If we want to actually compete, we need to stop protecting our tech sector and start exposing it to the cold reality of the global market. The "locker room" is comfortable because there’s no scoreboard in there. Out on the field, nobody cares if your AI was "Made in Canada." They care if it works.
I have sat in boardrooms where executives passed on transformative AI tools because they were waiting for a "sovereign" alternative that didn't exist yet. By the time it arrived, their competitors in Texas and Singapore had already slashed their operating costs by 30%. That is how you lose a country.
The Boring Path to Victory
The path forward isn't flashy. It won't make for great headlines about "Canada Beating Silicon Valley."
We need to pivot toward Vertical AI.
Forget the general-purpose bots. We should be building the world’s best AI for heavy industry, for cold-climate agriculture, and for decentralized energy grids. These are areas where Canada has a natural advantage and unique data.
- Mining: Using computer vision to automate sorting and safety in deep-shaft mines.
- Water Management: Predictive modeling for the world’s largest freshwater reserves.
- Logistics: AI-driven optimization for the unique challenges of a massive, sparsely populated landmass.
These aren't "sexy" problems for a VC in Palo Alto, and that is exactly why we should be owning them.
The Regulatory Advantage
Critics say Canada’s proposed AI legislation (AIDA) is too restrictive and will stifle innovation. This is another lazy take.
In a world where trust in AI is cratering due to deepfakes and "hallucinations," being the jurisdiction with the most reliable, ethically grounded AI could be a massive competitive advantage. Not because we are "nicer," but because it’s better for business.
Global enterprises are terrified of the legal liability associated with black-box AI. If Canada can provide a framework where "Certified Canadian AI" means a model is audited, transparent, and legally compliant, we become the preferred partner for the world’s most risk-averse (and deepest-pocketed) industries.
It’s not about being a "referee" in the race; it’s about building the track that everyone else feels safe running on.
The Brutal Reality
If Canada continues to listen to the "experts" who want us to build a domestic version of the Silicon Valley ecosystem, we will fail. We don't have the scale, we don't have the capital, and we don't have the risk appetite.

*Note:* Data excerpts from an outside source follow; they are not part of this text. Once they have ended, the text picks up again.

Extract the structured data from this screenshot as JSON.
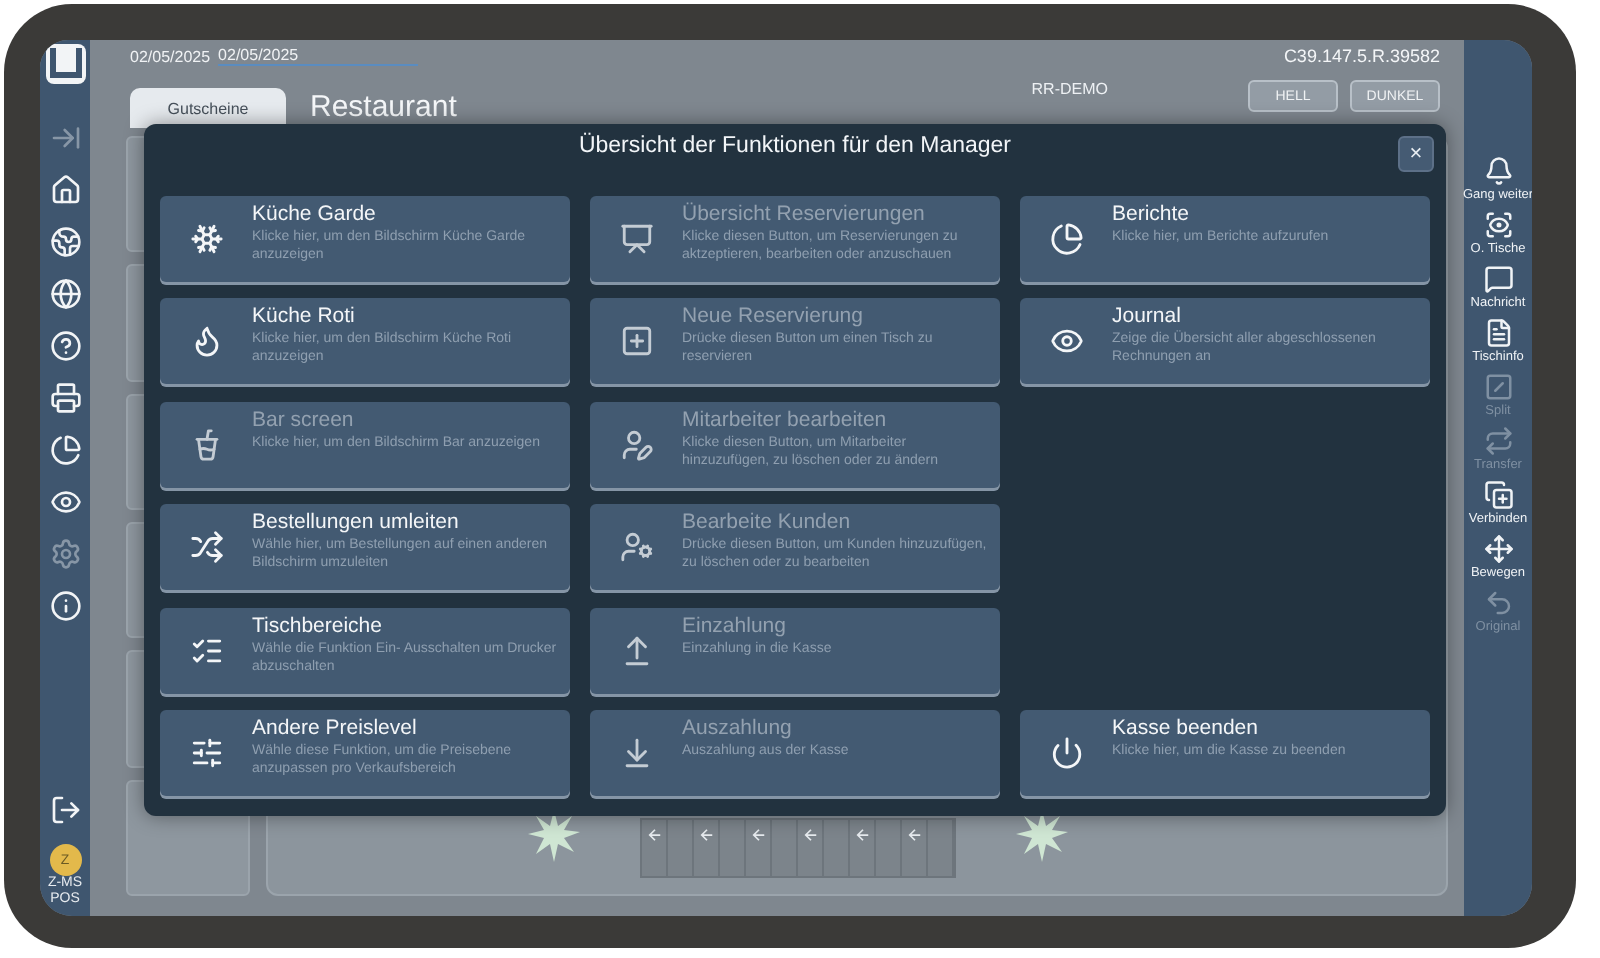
{
  "header": {
    "date_from": "02/05/2025",
    "date_to": "02/05/2025",
    "tab": {
      "label": "Gutscheine",
      "selected": true
    },
    "title": "Restaurant",
    "site": "RR-DEMO",
    "theme_buttons": [
      {
        "label": "HELL",
        "selected": false
      },
      {
        "label": "DUNKEL",
        "selected": false
      }
    ],
    "version": "C39.147.5.R.39582"
  },
  "left_sidebar": {
    "items": [
      {
        "disabled": true
      },
      {
        "disabled": false
      },
      {
        "disabled": false
      },
      {
        "disabled": false
      },
      {
        "disabled": false
      },
      {
        "disabled": false
      },
      {
        "disabled": false
      },
      {
        "disabled": false
      },
      {
        "disabled": true
      },
      {
        "disabled": false
      }
    ],
    "user": {
      "initial": "Z",
      "name": "Z-MS POS"
    }
  },
  "right_sidebar": {
    "items": [
      {
        "label": "Gang weiter",
        "disabled": false
      },
      {
        "label": "O. Tische",
        "disabled": false
      },
      {
        "label": "Nachricht",
        "disabled": false
      },
      {
        "label": "Tischinfo",
        "disabled": false
      },
      {
        "label": "Split",
        "disabled": true
      },
      {
        "label": "Transfer",
        "disabled": true
      },
      {
        "label": "Verbinden",
        "disabled": false
      },
      {
        "label": "Bewegen",
        "disabled": false
      },
      {
        "label": "Original",
        "disabled": true
      }
    ]
  },
  "dialog": {
    "title": "Übersicht der Funktionen für den Manager",
    "close": "×",
    "columns": [
      {
        "items": [
          {
            "kind": "function",
            "title": "Küche Garde",
            "description": "Klicke hier, um den Bildschirm Küche Garde anzuzeigen",
            "disabled": false
          },
          {
            "kind": "function",
            "title": "Küche Roti",
            "description": "Klicke hier, um den Bildschirm Küche Roti anzuzeigen",
            "disabled": false
          },
          {
            "kind": "function",
            "title": "Bar screen",
            "description": "Klicke hier, um den Bildschirm Bar anzuzeigen",
            "disabled": true
          },
          {
            "kind": "function",
            "title": "Bestellungen umleiten",
            "description": "Wähle hier, um Bestellungen auf einen anderen Bildschirm umzuleiten",
            "disabled": false
          },
          {
            "kind": "function",
            "title": "Tischbereiche",
            "description": "Wähle die Funktion Ein- Ausschalten um Drucker abzuschalten",
            "disabled": false
          },
          {
            "kind": "function",
            "title": "Andere Preislevel",
            "description": "Wähle diese Funktion, um die Preisebene anzupassen pro Verkaufsbereich",
            "disabled": false
          }
        ]
      },
      {
        "items": [
          {
            "kind": "function",
            "title": "Übersicht Reservierungen",
            "description": "Klicke diesen Button, um Reservierungen zu aktzeptieren, bearbeiten oder anzuschauen",
            "disabled": true
          },
          {
            "kind": "function",
            "title": "Neue Reservierung",
            "description": "Drücke diesen Button um einen Tisch zu reservieren",
            "disabled": true
          },
          {
            "kind": "function",
            "title": "Mitarbeiter bearbeiten",
            "description": "Klicke diesen Button, um Mitarbeiter hinzuzufügen, zu löschen oder zu ändern",
            "disabled": true
          },
          {
            "kind": "function",
            "title": "Bearbeite Kunden",
            "description": "Drücke diesen Button, um Kunden hinzuzufügen, zu löschen oder zu bearbeiten",
            "disabled": true
          },
          {
            "kind": "function",
            "title": "Einzahlung",
            "description": "Einzahlung in die Kasse",
            "disabled": true
          },
          {
            "kind": "function",
            "title": "Auszahlung",
            "description": "Auszahlung aus der Kasse",
            "disabled": true
          }
        ]
      },
      {
        "items": [
          {
            "kind": "function",
            "title": "Berichte",
            "description": "Klicke hier, um Berichte aufzurufen",
            "disabled": false
          },
          {
            "kind": "function",
            "title": "Journal",
            "description": "Zeige die Übersicht aller abgeschlossenen Rechnungen an",
            "disabled": false
          },
          {
            "kind": "exit",
            "title": "Kasse beenden",
            "description": "Klicke hier, um die Kasse zu beenden",
            "disabled": false
          }
        ]
      }
    ]
  }
}
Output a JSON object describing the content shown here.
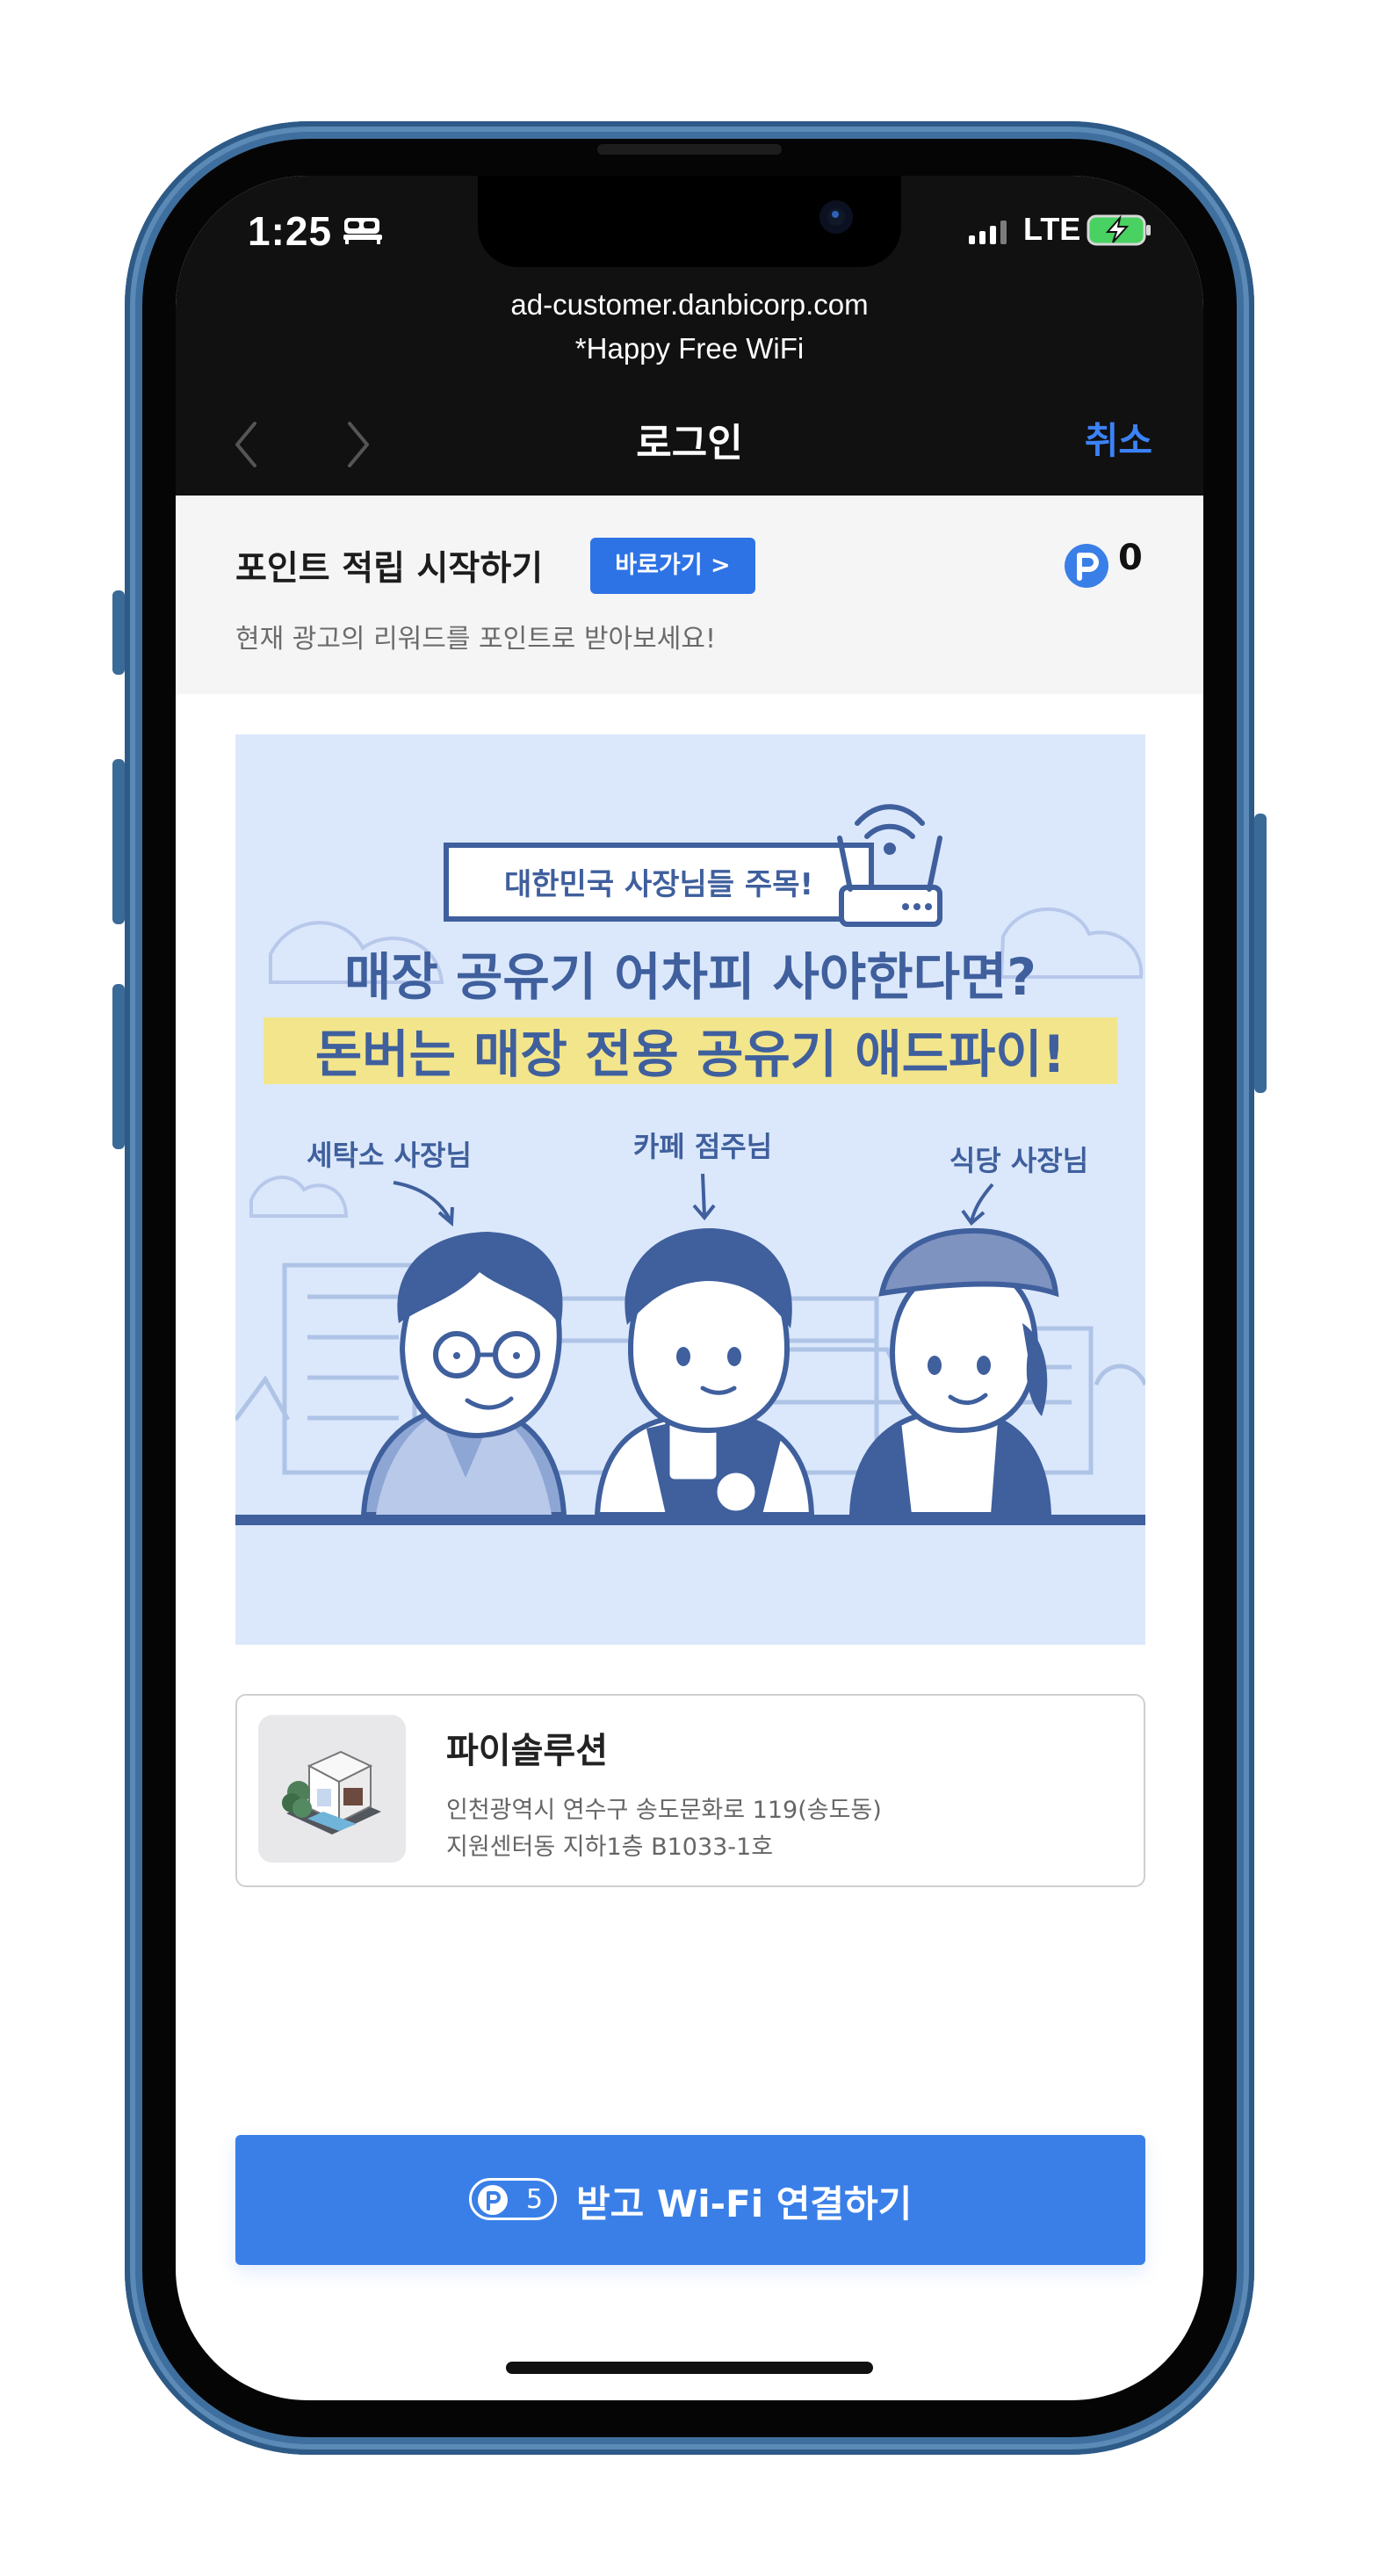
{
  "status_bar": {
    "time": "1:25",
    "sleep_icon": "bed-icon",
    "network": "LTE",
    "battery_icon": "battery-charging-icon"
  },
  "browser": {
    "url": "ad-customer.danbicorp.com",
    "network_name": "*Happy Free WiFi",
    "title": "로그인",
    "cancel_label": "취소",
    "back_icon": "chevron-left-icon",
    "forward_icon": "chevron-right-icon"
  },
  "points": {
    "title": "포인트 적립 시작하기",
    "shortcut_label": "바로가기 >",
    "subtitle": "현재 광고의 리워드를 포인트로 받아보세요!",
    "balance": "0",
    "icon": "point-p-icon"
  },
  "banner": {
    "badge": "대한민국 사장님들 주목!",
    "headline_1": "매장 공유기 어차피 사야한다면?",
    "headline_2": "돈버는 매장 전용 공유기 애드파이!",
    "person_1": "세탁소 사장님",
    "person_2": "카페 점주님",
    "person_3": "식당 사장님",
    "colors": {
      "background": "#dbe8fb",
      "ink": "#3f5f9d",
      "highlight": "#f3e58b"
    }
  },
  "store": {
    "name": "파이솔루션",
    "address_line_1": "인천광역시 연수구 송도문화로 119(송도동)",
    "address_line_2": "지원센터동 지하1층 B1033-1호",
    "image": "store-building-icon"
  },
  "connect_button": {
    "reward_count": "5",
    "label": "받고 Wi-Fi 연결하기"
  },
  "colors": {
    "accent": "#3a7fe8",
    "browser_bar": "#111111",
    "cancel": "#3b82f6"
  }
}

We need to stop acting like a frustrated athlete sitting on the bench, complaining that the coach won't let us play quarterback. We aren't the quarterback. We are the engineers who designed the helmet.
Accepting that isn't a defeat. It’s a strategy.
The real threat to Canada isn't that we are "behind" in AI. It’s that we are so obsessed with the "race" that we are ignoring the gold mine right under our feet.
Stop trying to win the locker room. Go out and buy the stadium.